By Erica Rood, M.A. Ed.
Now more than ever, teens are connecting through digital technology, and their romantic relationships are being impacted. They are sexting and taking provocative selfies, plus their screens provide access to an overwhelming amount of misleading messages about what is cool, sexy, and fun.
Consider this: Sexy selfies, including “nudes,” are the new normal. There is pressure from boys, and often from other girls, to take and send sexy pictures. Girls are taking pictures of themselves in their bras and underwear, or less, and thinking nothing of it. Many share these photos without considering that they may fall into the “wrong hands,” open them up to ridicule and shame, or worse, to danger and possible blackmail.
Many parents don’t know how or when to talk with their daughters about dating in the digital age. It is new and unfamiliar territory. Parents face a challenging choice. They can set strict boundaries and rules, which will likely be broken, or they can create an environment where their daughters can safely explore relationship values, sexuality, and awareness of a healthy relationship. With the right guidance, your daughter will create her own inner guide, or moral compass. She will learn to stand up for herself and make choices that are empowering rather than defeating. She will understand how to identify a healthy relationship from one that is harmful or inappropriate.
So, how do you start?
Listen. Parents often listen with the goal of rescuing or providing an answer. Try to step back and listen from your daughter’s point of view. Step into her shoes and ask yourself, “What’s it like for her?” Without overdoing it, ask open-ended, non-judgmental questions. Even if you get no response, questions that start with, What do you think… and What if… will provoke contemplation. When you ask genuine, neutral questions and listen with an open mind, you provide space for her to process her experiences and develop her own perspective. You also gain insight into dating terms, timelines and stages, and your daughter’s developing expectations. With this insight, you can further guide her toward connecting with her values.
Stay neutral. Although your skin may crawl when your daughter responds honestly to one of your open-ended questions, don’t react. Stay calm and poised. Teenagers are much more likely to stay in uncomfortable conversations when they feel supported and heard.

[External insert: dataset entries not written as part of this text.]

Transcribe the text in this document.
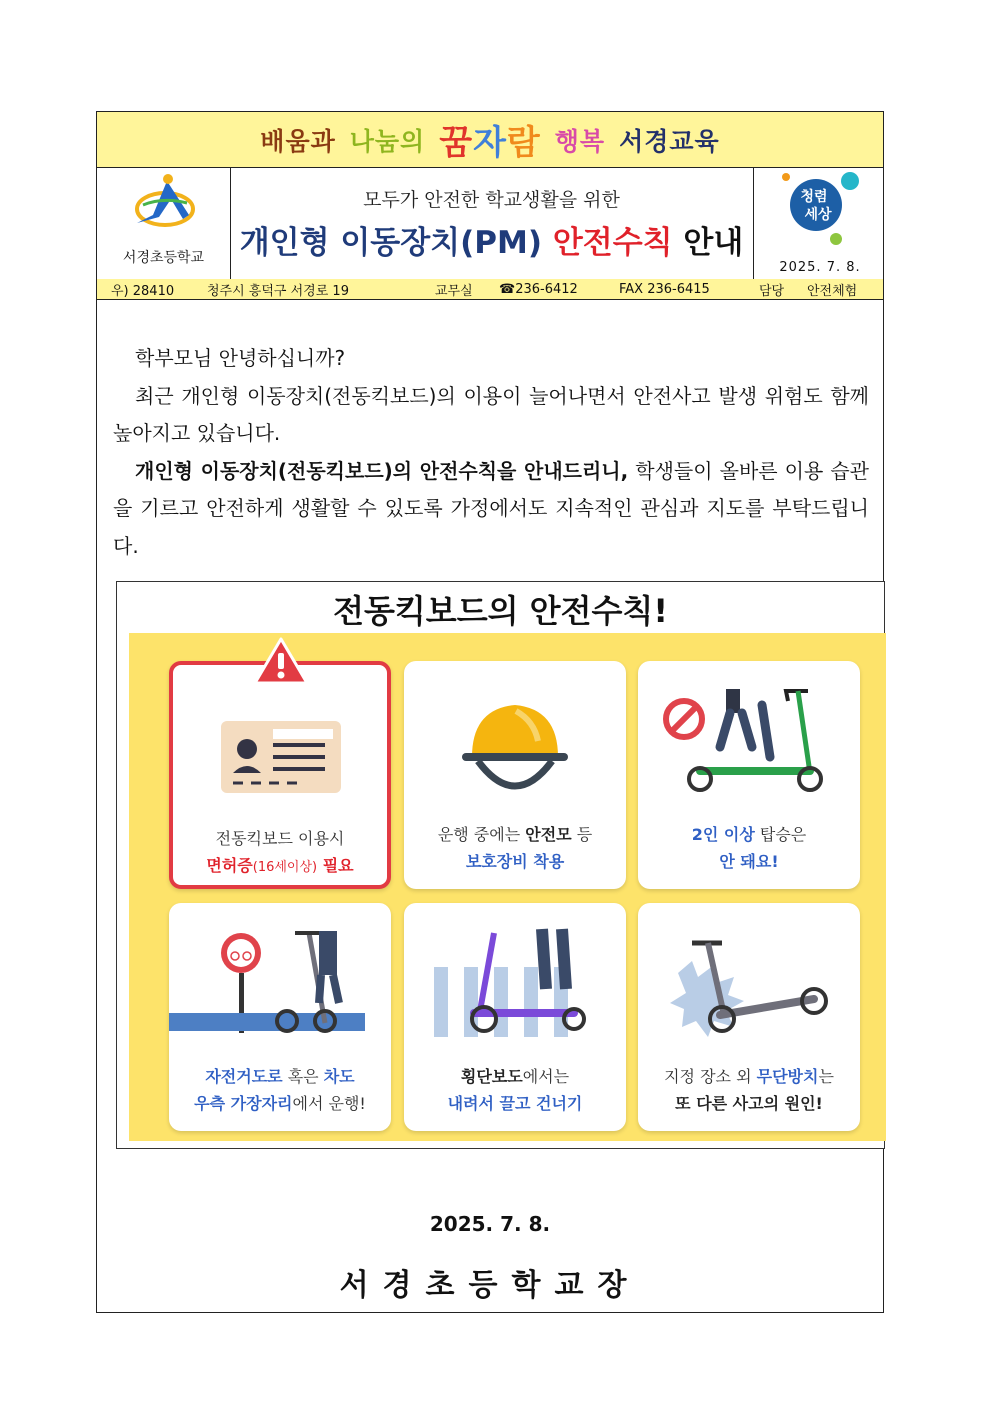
배움과 나눔의 꿈자람 행복 서경교육
서경초등학교
모두가 안전한 학교생활을 위한
개인형 이동장치(PM) 안전수칙 안내
청렴
세상
2025. 7. 8.
우) 28410	청주시 흥덕구 서경로 19	교무실 ☎236-6412	FAX 236-6415	담당 안전체험

학부모님 안녕하십니까?

최근 개인형 이동장치(전동킥보드)의 이용이 늘어나면서 안전사고 발생 위험도 함께 높아지고 있습니다.

개인형 이동장치(전동킥보드)의 안전수칙을 안내드리니, 학생들이 올바른 이용 습관을 기르고 안전하게 생활할 수 있도록 가정에서도 지속적인 관심과 지도를 부탁드립니다.

전동킥보드의 안전수칙!
전동킥보드 이용시
면허증(16세이상) 필요
운행 중에는 안전모 등
보호장비 착용
2인 이상 탑승은
안 돼요!
자전거도로 혹은 차도
우측 가장자리에서 운행!
횡단보도에서는
내려서 끌고 건너기
지정 장소 외 무단방치는
또 다른 사고의 원인!
2025. 7. 8.
서경초등학교장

Use the media to your advantage. Television shows, movies, songs, and social media are easy springboards into meaningful conversations. As you watch TV or listen to music together, ask your daughter what she thinks of the messages that are being sent. Inquire about your daughter’s opinion of how the women on TV are dressed or how they behave. Ask her to consider their motivation, the message they convey, and what would happen if they were acting or dressing in another way. Point out conflicting messages about sexuality and beauty. Help her see the truth in the confusing messages and identify the artificiality in the images.
Talk about digital pressure. When it comes to sharing inappropriate pictures, your daughter may think, if everyone else is doing it, it must be OK, even if she has an underlying sense that such behavior is not in alignment with her values. When you make her aware that you know about the digital pressures she’s facing, and help her recognize that this behavior is not in line with her values, you are validating her own inner-guide that she had been questioning. Yes, she might roll her eyes or walk away in embarrassment but by talking about it, you will have sent a powerful message that although she may be in a minority, when she does not give in to digital pressure, she is not acting crazy; she is acting wisely.
Bottom line: When it comes to dating in the digital age, girls need safe, supportive adults to help them navigate the maze of mixed messages and confusing expectations. When parents approach this delicate topic with ease and empathy, they create an environment where their daughters can discover what is important to them in a romantic relationship and how to stand strong in this sexualized, digital dating landscape.